Project: Alphabet Animals-1991
Dimensions: 7’ x 7’/ 8’ x 8’ (x 10 canvases)
Medium: Oils on Canvas
Location: In various collections
Elephant, Lion (2 in collection of St. Leo’s School Oakland), Zebra, Tiger (In collection of SF Zoo)
Jaguar (in collection of Kristi Holohan)
Koala Bear, Camel, Giraffe, Bear (St. David’s school, Richmond)
I'd gotten to know Merritt Sher, with Terranomics while I was painting some Orca whales for the Whales and Friends store in Oakland, at 2nd and Clay.
He mentioned wanting some art to energize the Fashion Island Mall in Foster City, and had liked the giraffe and zebra murals. The idea was to paint some large canvases on site in the mall, with the public, under my direction, being able to pick up brushes and do some painting, as a hands-on art experience. The murals would be put on display temporarily, and I would get to keep the canvases, and receive a nice performance fee as well.
The canvases were set up at an indoor plaza area in Fashion Island, near a fountain. Some of the businesses there were struggling and some were thriving, but in general the paintings got a very good response from a friendly crowd, and I was able to work with a lot of children. I painted about one animal portrait per month, working three days a week, and generally got about a two square foot area completed during each session.
About 5 months into the 8 month project, while painting an elephant canvas, an older retired gentleman approached me, captivated by the artwork. We struck up a friendly dialogue, he told me about his work and his family, and we joked around. He'd look forward to my painting sessions, which usually lasted about 6-7 hours with a break in the middle. We'd talk for an hour or so every day, and this went on for weeks. One day, after lunch, I saw him approaching alone, carrying a long, blanketed object, and figured that he'd been shopping.
Suddenly, he threw off the blanket, uncovering a hunting rifle. He pointed it at me and the painting, and started yelling for everyone to get back and move away. Nobody screamed, and it immediately became clear that he wanted a picture of himself, aiming the rifle at the elephant! Security guards sauntered over and wanted a look at the rifle, but got the joke immediately, laughing and examining the old weapon, then giving it back to him. We took pictures, no problem, end of story. He went home and no arrests were made. He never came back to the mall either, but you never quite forget when a person aims a gun at you.
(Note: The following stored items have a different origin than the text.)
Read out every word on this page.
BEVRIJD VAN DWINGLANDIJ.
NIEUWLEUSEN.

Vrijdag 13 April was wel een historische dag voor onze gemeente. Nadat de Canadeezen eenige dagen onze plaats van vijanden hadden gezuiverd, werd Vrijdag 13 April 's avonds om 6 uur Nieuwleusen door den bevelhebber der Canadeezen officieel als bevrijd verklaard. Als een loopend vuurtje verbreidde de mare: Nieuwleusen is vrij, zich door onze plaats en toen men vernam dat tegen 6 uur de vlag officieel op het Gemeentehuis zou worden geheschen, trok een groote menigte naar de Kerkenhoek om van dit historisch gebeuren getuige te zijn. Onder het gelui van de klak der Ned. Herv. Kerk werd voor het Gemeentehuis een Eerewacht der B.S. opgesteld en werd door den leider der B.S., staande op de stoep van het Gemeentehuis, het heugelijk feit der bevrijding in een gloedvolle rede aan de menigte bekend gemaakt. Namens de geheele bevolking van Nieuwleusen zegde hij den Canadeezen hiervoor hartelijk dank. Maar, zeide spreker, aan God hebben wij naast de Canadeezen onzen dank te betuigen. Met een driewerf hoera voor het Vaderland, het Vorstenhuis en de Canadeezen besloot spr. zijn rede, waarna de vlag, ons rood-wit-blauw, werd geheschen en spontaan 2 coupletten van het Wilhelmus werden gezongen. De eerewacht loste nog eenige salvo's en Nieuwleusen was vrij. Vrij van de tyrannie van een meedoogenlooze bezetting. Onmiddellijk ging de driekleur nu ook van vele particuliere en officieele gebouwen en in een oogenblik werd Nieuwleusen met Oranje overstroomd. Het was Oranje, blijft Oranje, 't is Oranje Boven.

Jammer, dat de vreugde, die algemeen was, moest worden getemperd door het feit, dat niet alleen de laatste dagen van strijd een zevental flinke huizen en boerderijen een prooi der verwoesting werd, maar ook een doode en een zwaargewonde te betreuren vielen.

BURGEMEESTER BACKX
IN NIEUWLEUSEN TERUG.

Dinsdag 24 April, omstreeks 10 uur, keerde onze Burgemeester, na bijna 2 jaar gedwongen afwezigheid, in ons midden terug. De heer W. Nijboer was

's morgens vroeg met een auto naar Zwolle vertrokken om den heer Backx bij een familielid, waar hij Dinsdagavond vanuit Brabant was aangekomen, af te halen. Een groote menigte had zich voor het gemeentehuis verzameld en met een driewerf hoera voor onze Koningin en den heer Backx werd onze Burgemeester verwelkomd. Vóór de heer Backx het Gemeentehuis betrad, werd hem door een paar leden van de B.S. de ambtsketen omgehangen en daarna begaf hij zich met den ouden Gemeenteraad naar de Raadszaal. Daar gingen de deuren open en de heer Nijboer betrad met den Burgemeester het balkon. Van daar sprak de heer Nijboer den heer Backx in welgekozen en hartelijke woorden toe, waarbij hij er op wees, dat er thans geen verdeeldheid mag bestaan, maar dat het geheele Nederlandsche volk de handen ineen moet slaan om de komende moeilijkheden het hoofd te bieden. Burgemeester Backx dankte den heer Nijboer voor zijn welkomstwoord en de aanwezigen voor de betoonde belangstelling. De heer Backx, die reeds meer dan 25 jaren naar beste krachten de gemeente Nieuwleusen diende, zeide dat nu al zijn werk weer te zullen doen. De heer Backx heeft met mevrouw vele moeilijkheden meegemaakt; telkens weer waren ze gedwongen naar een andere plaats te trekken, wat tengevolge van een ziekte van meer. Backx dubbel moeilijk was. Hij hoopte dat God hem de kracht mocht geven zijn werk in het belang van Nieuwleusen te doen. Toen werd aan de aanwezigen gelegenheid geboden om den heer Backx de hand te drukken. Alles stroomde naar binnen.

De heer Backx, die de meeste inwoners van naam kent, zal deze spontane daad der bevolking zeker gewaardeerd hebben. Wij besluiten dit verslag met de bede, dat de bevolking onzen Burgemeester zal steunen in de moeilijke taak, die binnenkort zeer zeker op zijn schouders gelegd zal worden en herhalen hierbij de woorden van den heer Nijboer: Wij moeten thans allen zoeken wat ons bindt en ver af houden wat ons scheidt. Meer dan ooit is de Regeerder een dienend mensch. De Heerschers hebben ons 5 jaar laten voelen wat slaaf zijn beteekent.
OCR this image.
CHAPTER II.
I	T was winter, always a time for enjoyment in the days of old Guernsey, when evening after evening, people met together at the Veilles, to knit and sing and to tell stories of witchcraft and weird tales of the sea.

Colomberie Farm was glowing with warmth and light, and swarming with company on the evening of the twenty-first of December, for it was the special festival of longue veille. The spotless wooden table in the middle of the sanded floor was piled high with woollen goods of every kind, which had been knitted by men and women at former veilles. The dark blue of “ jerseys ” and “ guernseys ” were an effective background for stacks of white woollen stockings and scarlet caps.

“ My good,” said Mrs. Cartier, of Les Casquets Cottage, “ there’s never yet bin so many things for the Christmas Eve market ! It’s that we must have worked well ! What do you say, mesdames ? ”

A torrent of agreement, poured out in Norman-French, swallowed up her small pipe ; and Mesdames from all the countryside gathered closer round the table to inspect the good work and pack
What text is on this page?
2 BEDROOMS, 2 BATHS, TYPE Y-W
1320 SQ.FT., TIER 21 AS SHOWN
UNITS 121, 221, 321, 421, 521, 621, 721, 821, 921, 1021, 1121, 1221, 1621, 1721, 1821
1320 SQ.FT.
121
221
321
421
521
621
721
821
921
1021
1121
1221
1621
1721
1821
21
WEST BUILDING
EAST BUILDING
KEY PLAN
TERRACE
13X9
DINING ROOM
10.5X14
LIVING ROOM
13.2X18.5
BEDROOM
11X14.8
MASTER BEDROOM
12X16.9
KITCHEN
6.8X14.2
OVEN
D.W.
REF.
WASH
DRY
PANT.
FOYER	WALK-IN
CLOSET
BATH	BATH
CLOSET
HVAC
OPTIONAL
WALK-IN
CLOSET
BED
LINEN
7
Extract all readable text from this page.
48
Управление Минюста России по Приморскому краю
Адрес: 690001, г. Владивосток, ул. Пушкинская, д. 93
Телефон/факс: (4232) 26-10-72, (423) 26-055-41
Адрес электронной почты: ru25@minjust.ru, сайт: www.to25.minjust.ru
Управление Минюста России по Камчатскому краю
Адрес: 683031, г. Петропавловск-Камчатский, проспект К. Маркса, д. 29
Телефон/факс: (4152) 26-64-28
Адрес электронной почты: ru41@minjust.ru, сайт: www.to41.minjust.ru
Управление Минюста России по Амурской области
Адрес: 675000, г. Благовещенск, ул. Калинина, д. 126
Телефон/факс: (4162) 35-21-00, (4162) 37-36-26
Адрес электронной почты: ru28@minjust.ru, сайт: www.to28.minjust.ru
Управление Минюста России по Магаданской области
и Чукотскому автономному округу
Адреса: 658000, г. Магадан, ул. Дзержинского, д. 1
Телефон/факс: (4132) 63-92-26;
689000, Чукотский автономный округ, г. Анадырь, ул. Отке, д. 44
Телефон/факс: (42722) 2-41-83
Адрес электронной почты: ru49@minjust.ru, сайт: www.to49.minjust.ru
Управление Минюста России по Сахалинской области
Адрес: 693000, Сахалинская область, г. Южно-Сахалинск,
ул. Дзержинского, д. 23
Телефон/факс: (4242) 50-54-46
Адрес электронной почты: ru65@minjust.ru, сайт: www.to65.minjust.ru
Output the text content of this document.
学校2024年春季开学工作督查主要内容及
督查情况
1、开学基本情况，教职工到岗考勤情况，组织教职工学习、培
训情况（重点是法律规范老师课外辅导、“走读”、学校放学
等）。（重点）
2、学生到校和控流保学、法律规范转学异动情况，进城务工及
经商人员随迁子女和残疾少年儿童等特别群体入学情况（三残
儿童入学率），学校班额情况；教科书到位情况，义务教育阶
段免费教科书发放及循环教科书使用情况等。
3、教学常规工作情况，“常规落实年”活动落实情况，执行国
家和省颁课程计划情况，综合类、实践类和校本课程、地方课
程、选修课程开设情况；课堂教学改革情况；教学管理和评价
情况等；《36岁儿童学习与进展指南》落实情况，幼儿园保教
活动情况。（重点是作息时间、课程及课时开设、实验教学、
Definitely a pre-9/11 kind of story!
At the end of the project, I put a few of the canvases around on display, which led to other commissions, a few shows, and a couple of sales. But the best part was meeting Jack Castor, the lion tamer at the San Francisco Zoo. Jack had heard about the portrait I painted of a tiger named "Sedova" through Rick Mannshardt, my giraffe photographer friend. Jack had been in the service, and seen action in Truk Lagoon in WWII (one of the deadliest fights of the war). He was blasted off the deck of a battleship and brought back to S.F. to recover for over a year. While recuperating, as a joke, a friend brought him a want ad from the paper for a "lion wrangler", saying "if you can survive Truk, you can handle this, no problem." Jack took the challenge seriously, and became the longest-running big cat employee at the zoo. Jack LOVED Sedova, and raised the cubs at home, which was unheard-of in the 1940s and '50s.
After spending time with him, I donated the big painting of Sedova to the zoo, and they had it mounted in the old lion house there for years. The Associated Press picked up a story about the canvas called "The Scaredy Cats" and it ran in about 110 different papers worldwide. It said that some of the other tigers there would stare at the canvas and think that it was a real tiger! The well-written article is still accessible online.